惟有一个人,或者说一个统对此感到非常愤怒,咆哮声快要顶穿餐厅的房顶。
也无人搭理。
系统气急败坏的厉声质问:【宿主你到底知不知道崩人设的后果有严重性?】
【你差点吓死我了,你怎么敢的呀!】
【人设值掉多少了?】段何气定神闲地喝了一口水。
系统连忙查看起了人设值,在看到数值依然停在原先的65%,眼睛都要惊掉了,不可置信地瞪大双眼。
系统不由自主惊叫出声:【诶?】
为……为什么数值它不掉啊?
这不可能啊,痴迷于主角受的人设都崩得不能再崩了,该不会是检测系统出BUG了。
不然根本解释不了这是怎么一回事。
段何唇角抿着一丝了然的笑意:【作死的蠢事我可从来不干,你也不要大惊小怪。】
反派的一生寥寥几百字,简短漠然的记载着前半生,而人本身就是复杂的动物,不是三言两语就能轻而易举的概括。
只能靠短短的几行字去推测莫测的人性,书中阐述了反派因何原因贪恋、痴迷于主角受,再由此推断。
反派并不是出于爱意才会去想占有、纠缠,反倒是基于皮肤饥渴症和对肌.肤相触本能的厌恶。

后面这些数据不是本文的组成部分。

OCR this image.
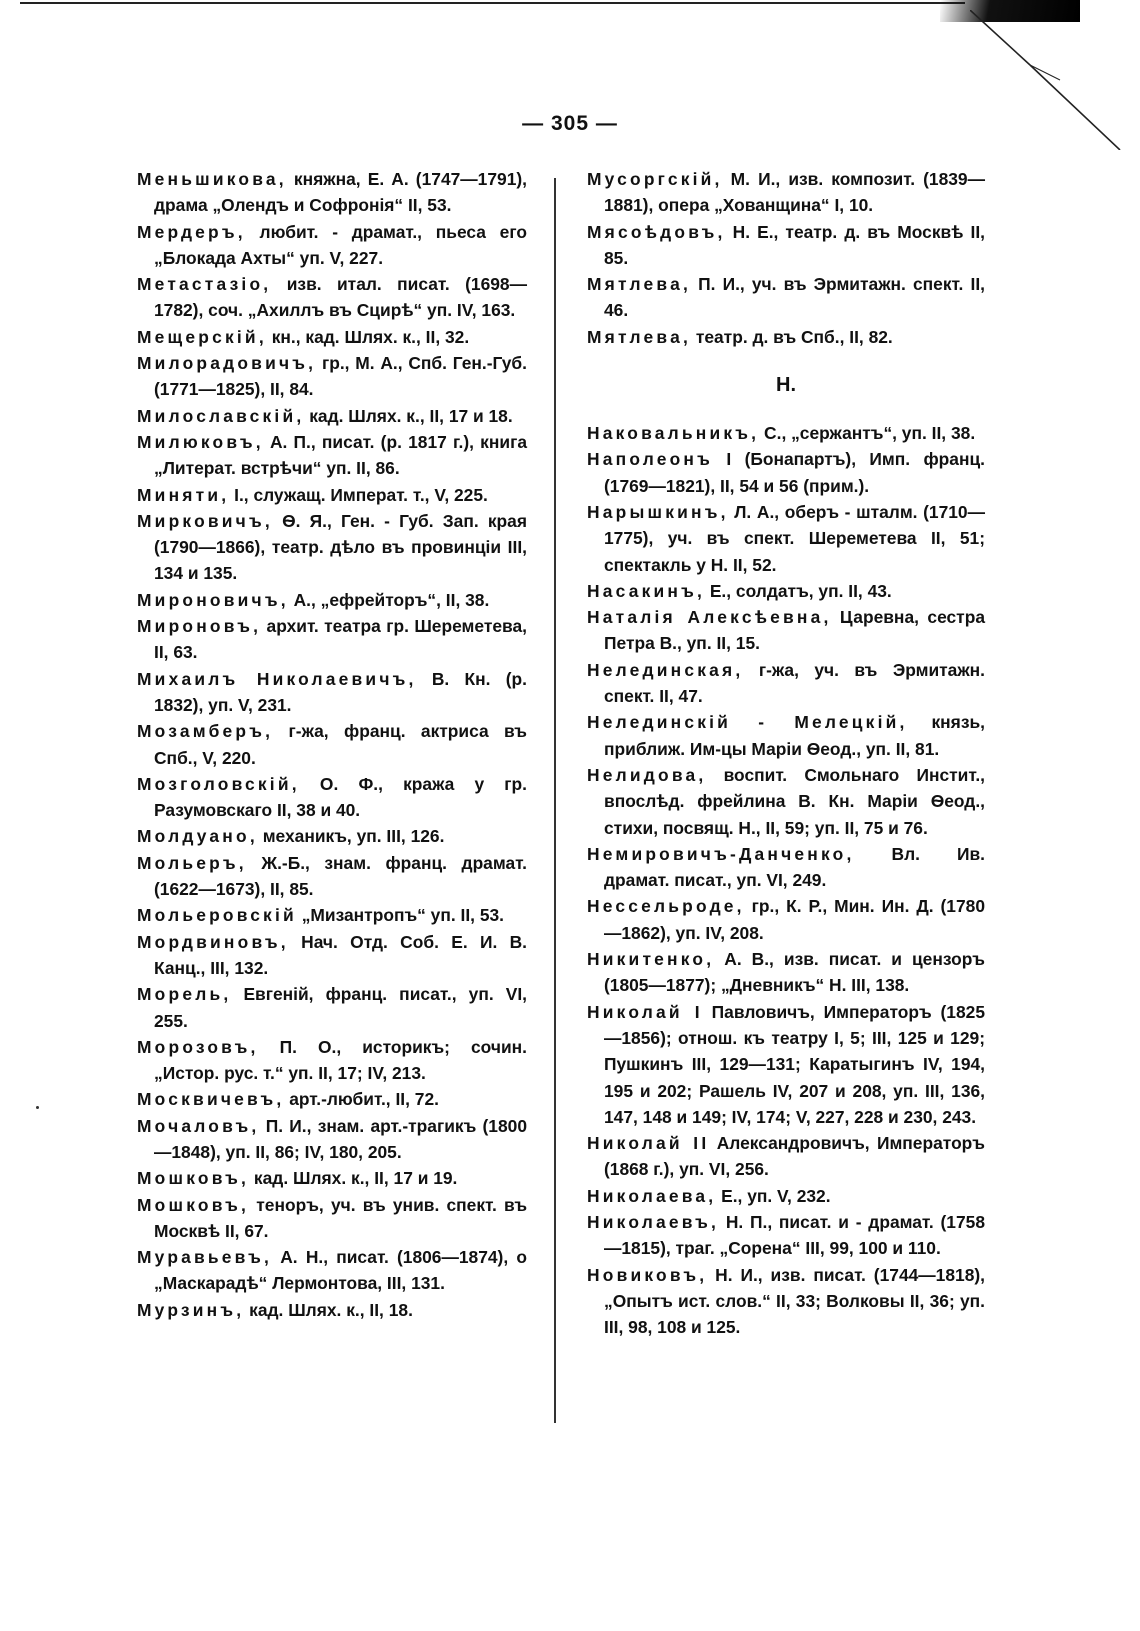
— 305 —
Меньшикова, княжна, Е. А. (1747—1791), драма „Олендъ и Софронія“ II, 53.
Мердеръ, любит. - драмат., пьеса его „Блокада Ахты“ уп. V, 227.
Метастазіо, изв. итал. писат. (1698—1782), соч. „Ахиллъ въ Сцирѣ“ уп. IV, 163.
Мещерскій, кн., кад. Шлях. к., II, 32.
Милорадовичъ, гр., М. А., Спб. Ген.-Губ. (1771—1825), II, 84.
Милославскій, кад. Шлях. к., II, 17 и 18.
Милюковъ, А. П., писат. (р. 1817 г.), книга „Литерат. встрѣчи“ уп. II, 86.
Миняти, I., служащ. Императ. т., V, 225.
Мирковичъ, Ѳ. Я., Ген. - Губ. Зап. края (1790—1866), театр. дѣло въ провинціи III, 134 и 135.
Мироновичъ, А., „ефрейторъ“, II, 38.
Мироновъ, архит. театра гр. Шереметева, II, 63.
Михаилъ Николаевичъ, В. Кн. (р. 1832), уп. V, 231.
Мозамберъ, г-жа, франц. актриса въ Спб., V, 220.
Мозголовскій, О. Ф., кража у гр. Разумовскаго II, 38 и 40.
Молдуано, механикъ, уп. III, 126.
Мольеръ, Ж.-Б., знам. франц. драмат. (1622—1673), II, 85.
Мольеровскій „Мизантропъ“ уп. II, 53.
Мордвиновъ, Нач. Отд. Соб. Е. И. В. Канц., III, 132.
Морель, Евгеній, франц. писат., уп. VI, 255.
Морозовъ, П. О., историкъ; сочин. „Истор. рус. т.“ уп. II, 17; IV, 213.
Москвичевъ, арт.-любит., II, 72.
Мочаловъ, П. И., знам. арт.-трагикъ (1800—1848), уп. II, 86; IV, 180, 205.
Мошковъ, кад. Шлях. к., II, 17 и 19.
Мошковъ, теноръ, уч. въ унив. спект. въ Москвѣ II, 67.
Муравьевъ, А. Н., писат. (1806—1874), о „Маскарадѣ“ Лермонтова, III, 131.
Мурзинъ, кад. Шлях. к., II, 18.
Мусоргскій, М. И., изв. композит. (1839—1881), опера „Хованщина“ I, 10.
Мясоѣдовъ, Н. Е., театр. д. въ Москвѣ II, 85.
Мятлева, П. И., уч. въ Эрмитажн. спект. II, 46.
Мятлева, театр. д. въ Спб., II, 82.
Н.
Наковальникъ, С., „сержантъ“, уп. II, 38.
Наполеонъ I (Бонапартъ), Имп. франц. (1769—1821), II, 54 и 56 (прим.).
Нарышкинъ, Л. А., оберъ - шталм. (1710—1775), уч. въ спект. Шереметева II, 51; спектакль у Н. II, 52.
Насакинъ, Е., солдатъ, уп. II, 43.
Наталія Алексѣевна, Царевна, сестра Петра В., уп. II, 15.
Нелединская, г-жа, уч. въ Эрмитажн. спект. II, 47.
Нелединскій - Мелецкій, князь, приближ. Им-цы Маріи Ѳеод., уп. II, 81.
Нелидова, воспит. Смольнаго Инстит., впослѣд. фрейлина В. Кн. Маріи Ѳеод., стихи, посвящ. Н., II, 59; уп. II, 75 и 76.
Немировичъ-Данченко, Вл. Ив. драмат. писат., уп. VI, 249.
Нессельроде, гр., К. Р., Мин. Ин. Д. (1780—1862), уп. IV, 208.
Никитенко, А. В., изв. писат. и цензоръ (1805—1877); „Дневникъ“ Н. III, 138.
Николай I Павловичъ, Императоръ (1825—1856); отнош. къ театру I, 5; III, 125 и 129; Пушкинъ III, 129—131; Каратыгинъ IV, 194, 195 и 202; Рашель IV, 207 и 208, уп. III, 136, 147, 148 и 149; IV, 174; V, 227, 228 и 230, 243.
Николай II Александровичъ, Императоръ (1868 г.), уп. VI, 256.
Николаева, Е., уп. V, 232.
Николаевъ, Н. П., писат. и - драмат. (1758—1815), траг. „Сорена“ III, 99, 100 и 110.
Новиковъ, Н. И., изв. писат. (1744—1818), „Опытъ ист. слов.“ II, 33; Волковы II, 36; уп. III, 98, 108 и 125.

主角受是他难熬的人生中遇见的第一个不厌恶肌肤相亲的人。
现在,他遇上了第二个同样类型的人,还不待他退而求其次的做出行动,那人就主动的提出恋爱合约。
囚困在皮肤饥渴症苦苦煎熬的困兽,怎么可能会去拒绝这一正中下怀的提议,他恨不得马上贴上去,细细的感受着身心同时被抚慰的满足感。
当然,主角受在反派心目中依旧占据首位,投入的越多、沉浸的越久,就越无法割舍。
日夜都在如附骨之疽侵蚀神经,病入膏肓的极难从陷落中逃离。
以上一大长串有理有据的分析都不是段何答应的主要因素,他一贯讲究实际,钱是主要的,其他皆是次要。
【宿主你这话我就不认同了,从不做作死的蠢事?】系统不服气的呛声,【你人设值都掉到65%,差一些些就可以和这个世界说拜拜了。】
段何不在意的说道:【崩的厉害,涨回来也易如反掌。】
系统撇撇嘴:【你掉的可比涨的还多。】
段何吃饭的速度不减,没有再搭理脑子里吵吵嚷嚷的系统。
晚饭过后,李笺十分自然的开车送段何回家,昏黄的灯光洋洋洒洒的负担起了点亮的责任。
车窗外呼啸的风声敲打玻璃,沁出了几分凉意。
李笺目视前方的把着方向盘,语调温柔却带着不容拒绝的果决:“明天搬到我那里住,上午十点我在你家楼下等你。”
段何面无表情地点点头,就差把自己包装成被迫害的良家妇男,半缩在副驾驶的角落,默不作声。
暗暗的光照不亮他眸底的神色,散落的发丝松松垮垮地捆着,无端透着些许可怜。
李笺看了心头一软,“你不用害怕,我不会做什么的。”
段何再次点点头。
“你父母要是问起,你就说是学校安排统一住宿,学校那边我来处理。”
李笺寥寥数语就安排好了一切,仿若蓄谋已久。
段何直言道:“我父母已经去世了。”
李笺微微一怔,轻声地说:“抱歉。”
“我不需要。”段何扯下松垮的皮筋重新绑了个马尾,面容淡淡的看不出情绪,实则在心里悄然腹诽。
真心想赔礼道歉的话,转一万块钱他立马原地失忆。
话题就这么嘎然而止,一路上相顾无言,车子畅通无阻的疾驰在路上,很快就到达了目的地。
李笺坐在车里目送段何进了破旧的居民楼。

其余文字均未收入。